Şu
an sınırlarımızda yaşanan durum, AK Parti’nin iktidara geldiği yıllarla
karşılaştırılamayacak kadar farklı. Irak’ta bizi “hasım” olarak gören
bir yönetim, kuzeyinde ise yeni bir güç hakim. Suriye sınırı son derece
riskli. Bombalı saldırılar ve her türlü provokasyona açık bir ülke
haline geldi Suriye.
İran, şu anki Türkiye’yi Kemalist
Türkiye’den daha büyük tehdit olarak gördüğünü açıkça ifade etmekten
geri durmuyor. Rumlar, AB’ye üyeliğin verdiği garantiyle Akdeniz
sularında İsrail’le organize biçimde enerji hamleleri yapıyor.
AK
Parti’nin iktidara geldiği yıllarda komşularımızda durum bu vaziyette
olsaydı, kuşkusuz içerdeki Ergenekon ve Cunta yapılanmasının işi daha
kolay olurdu.
AK Parti, gerek Amerika gerek Avrupa Birliği ile
sağlıklı ve sıkı ilişkiler yürütüp bölgesindeki sükunet ortamından
faydalanarak ilerledi ve içerdeki derin yapıyla mücadele edebildi.
Ergenekon
ve Balyoz süreçlerinde herhangi bir kırılma yaşanırsa, komşularımızdaki
bu faydalanmaya müsait ortamla işler Türkiye için bir anda içinden
çıkılmaz hale çevrilebilir.
Dış güçlerle bağlantılar
kurmaktan çekinmeyen Ergenekon yapılanması, Suriye üzerinden mezhepsel,
Irak üzerinden etnik, İran üzerinden provokatif hamleleri kolaylıkla
sahneye koyabilir. Hem de aklınıza gelmeyecek derecede bir hızla.

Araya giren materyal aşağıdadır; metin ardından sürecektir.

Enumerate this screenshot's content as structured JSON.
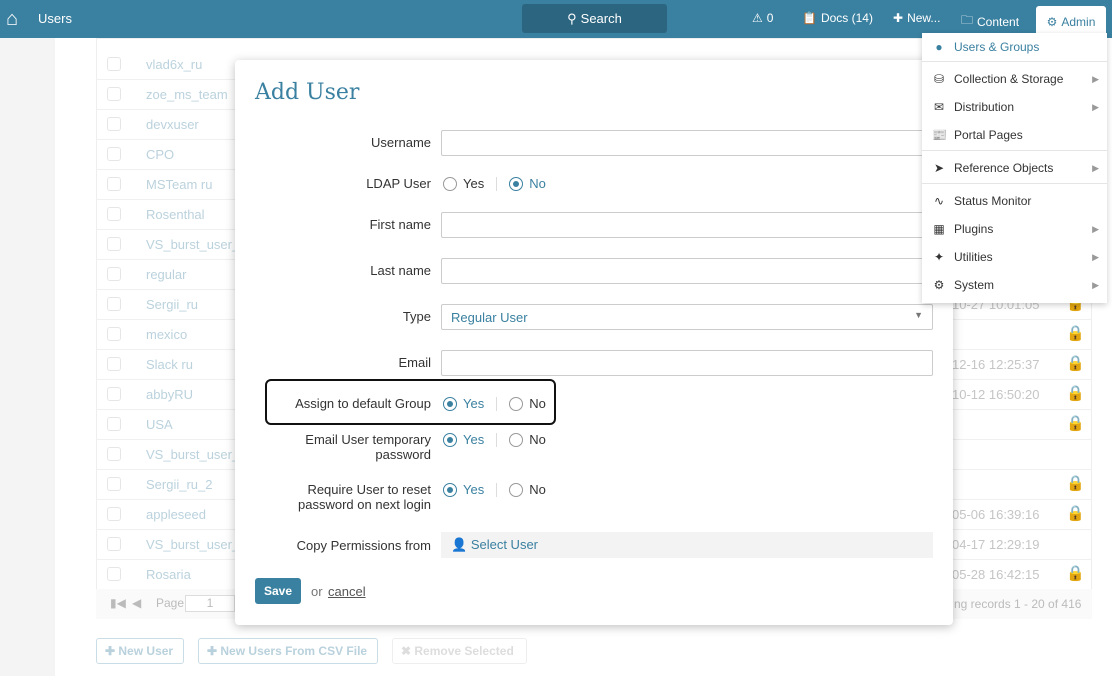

Derin yapıya müsamaha gösterebilecek bir konjonktürde hiç değiliz.
Birkaç
ay ya da yıl tutuklu kalmaları, bu yapının teslim bayrağını indirdiği
şeklinde yorumlanamaz. Belli bir sistematik içinde yetiştirilmiş
nesillerden söz ediyoruz. Bunların dünden bugüne değişmeleri mümkün
değil.
Balyoz Semineri’ndeki ses dökümlerinde Hırka-i
Şerif üzerinden saygısızca “irtica” vurguları yapan, Hudson Enstitü
Toplantısında AK Parti’yi devirme planları için kafa yoran, 27 Nisan
E-Muhtırası’nda aktif olarak görev yapan isimler, 60’ından sonra
Demokrasi Hidayeti’ne ermezler.
Tıpkı, bütün iyi niyet süreçlerine rağmen önceki gün Gülten Kışanak’ın çıkıp “Hedefimiz Özerk Kürdistan” demesi gibi.
Belli
bir sistematikle yetişmiş ve bu yola ömrünü koymuş insanları
vazgeçirmek zordur. Ancak baskılayabilir ve halkın önünü açabilirsiniz.
Herhangi
bir zayıflama anında BDP’nin K. Irak’taki yapılanmayla ne tip ilişkiler
içine gireceğini hesap etmek için dahi olmaya gerek yok.
Balyoz
kararından sonra Ergenekon’da da karar aşamasına gelindikten bu tarafa
sanıklarda bir taktik değişimi söz konusu. Bu dava süreçlerini Amerika
ve “Süper Nato” ile ilişkilendirenler şimdi aile ve eş mağduriyetleri
üzerinden “insani” alana geçtiler. Siyasi propaganda alanından insani
propaganda alanına bu geçişi Ergenekon gibi PKK da aynen kopyaladı.
KCK sanıklarının çocukları ve eşleri de medyaya boy boy çıkartılmaya başlandı.
Konuşunca
mangalda kül bırakmayan “kudretten müteşekkil dağlar” gibi görünen bu
adamların, şimdi çocuklarının ve karılarının arkalarına saklanmaları
ibretlik bir durum.
Ergenekon’un paşalarının ve maşalarının ibretlik kadın arkasına saklanma durumunu bir sonraki yazıda ele almayı planlıyorum.
Her hamleleri bu adamların cilalarını biraz daha döküyor.